William Faulkner was and is a complicated writer. His prose is wrought with qualifiers and modifiers, and his sentences are lengthy and sometimes tedious. The writing of Faulkner is poetic prose of the past truth: Old Veritas, or old truths.

Faulkner was born and bred in the Deep South. Oxford, Mississippi was his home and his grandad was a colonel in the Southern states, representing established, old, Southern respectability. As a young man, Faulkner found himself enamored with war, going off to join the Royal Canadian Air Forces.

From 1916 to 1917, he was a pilot, but he never saw action. It seems that after that, he spent much time determining his calling in life, returning to Mississippi for school and joining a frat he soon gave up on; then he landed a job as postmaster, but lost it. He continued reading and writing.

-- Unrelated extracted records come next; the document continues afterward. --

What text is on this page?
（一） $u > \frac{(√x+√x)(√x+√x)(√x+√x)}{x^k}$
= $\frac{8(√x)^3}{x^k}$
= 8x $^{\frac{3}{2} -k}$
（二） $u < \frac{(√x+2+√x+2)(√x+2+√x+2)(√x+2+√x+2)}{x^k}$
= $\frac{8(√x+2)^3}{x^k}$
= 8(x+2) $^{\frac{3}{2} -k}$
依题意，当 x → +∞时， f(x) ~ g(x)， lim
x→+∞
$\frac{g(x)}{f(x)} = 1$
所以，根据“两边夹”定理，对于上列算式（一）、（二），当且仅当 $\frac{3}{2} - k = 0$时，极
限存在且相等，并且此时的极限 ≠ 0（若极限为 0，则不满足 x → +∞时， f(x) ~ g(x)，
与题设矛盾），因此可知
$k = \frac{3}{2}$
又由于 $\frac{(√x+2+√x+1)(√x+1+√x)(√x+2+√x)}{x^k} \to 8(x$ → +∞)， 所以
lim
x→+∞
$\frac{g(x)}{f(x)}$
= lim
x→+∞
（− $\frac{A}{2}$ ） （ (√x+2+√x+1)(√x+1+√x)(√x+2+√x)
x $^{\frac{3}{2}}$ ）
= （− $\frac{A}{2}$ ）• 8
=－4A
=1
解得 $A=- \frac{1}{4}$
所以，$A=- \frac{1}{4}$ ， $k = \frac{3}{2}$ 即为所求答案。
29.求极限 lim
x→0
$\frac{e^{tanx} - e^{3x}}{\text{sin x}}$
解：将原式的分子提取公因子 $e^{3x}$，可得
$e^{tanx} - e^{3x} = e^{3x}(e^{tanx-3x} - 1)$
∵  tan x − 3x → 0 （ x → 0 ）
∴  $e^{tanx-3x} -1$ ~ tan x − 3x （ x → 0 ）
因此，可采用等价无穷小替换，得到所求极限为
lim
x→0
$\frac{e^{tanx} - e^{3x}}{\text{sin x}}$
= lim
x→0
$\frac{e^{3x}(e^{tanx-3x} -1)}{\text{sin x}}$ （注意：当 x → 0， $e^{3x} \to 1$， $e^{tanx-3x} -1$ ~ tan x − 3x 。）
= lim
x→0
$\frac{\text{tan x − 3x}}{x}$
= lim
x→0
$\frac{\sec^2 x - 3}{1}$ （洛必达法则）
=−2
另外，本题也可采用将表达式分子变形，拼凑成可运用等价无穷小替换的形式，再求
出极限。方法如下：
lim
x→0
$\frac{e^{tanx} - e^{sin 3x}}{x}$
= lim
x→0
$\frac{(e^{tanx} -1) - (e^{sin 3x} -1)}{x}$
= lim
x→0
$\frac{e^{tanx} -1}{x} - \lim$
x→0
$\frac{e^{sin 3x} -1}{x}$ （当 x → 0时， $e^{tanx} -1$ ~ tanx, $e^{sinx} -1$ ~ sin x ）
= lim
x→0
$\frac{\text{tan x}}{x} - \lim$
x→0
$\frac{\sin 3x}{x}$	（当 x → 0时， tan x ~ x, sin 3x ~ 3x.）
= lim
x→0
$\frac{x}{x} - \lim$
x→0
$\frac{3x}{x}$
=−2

In New Orleans, Faulkner spent six months with Sherwood Anderson. These two future novelists surely must have had some intriguing dialogues on writing, for Faulkner soon centered himself on the art. He spent another six months as a Hollywood scriptwriter, before returning to Mississippi for yet another six months. Anyone else noting three sixes here?

Faulkner won the Nobel Prize in 1950, and his short acceptance speech touched on three basic themes: Old universal truths, the heart in conflict with itself, and the thought of endurance to prevail. Today's readers surely won't agree with his bigotry, but they cannot deny that his works become a veritable 'postage stamp' of the old Southern thinking, and absolutely deserved the prestigious style for capturing this struggle through his prose.

His writing is like free association - jumping from one point to another, the same as inner dialogue would go. His concern for the natural world focuses distinctly on the idea that the past is the present in a writer's mind, and must be written in way that will catalogue history. His approach to writing is genuinely honest, which is why it endures and is taught in classrooms today, whether readers like him personally or not.

One writer who simply could not stand Faulkner was Ernest Hemingway, and professors will reverberate this throughout history forever (and likely, to both of their souls' keen displeasure). Hemingway preferred to provide his reader with pure stimulus, whereas Faulkner's concentration is in inner thought instead.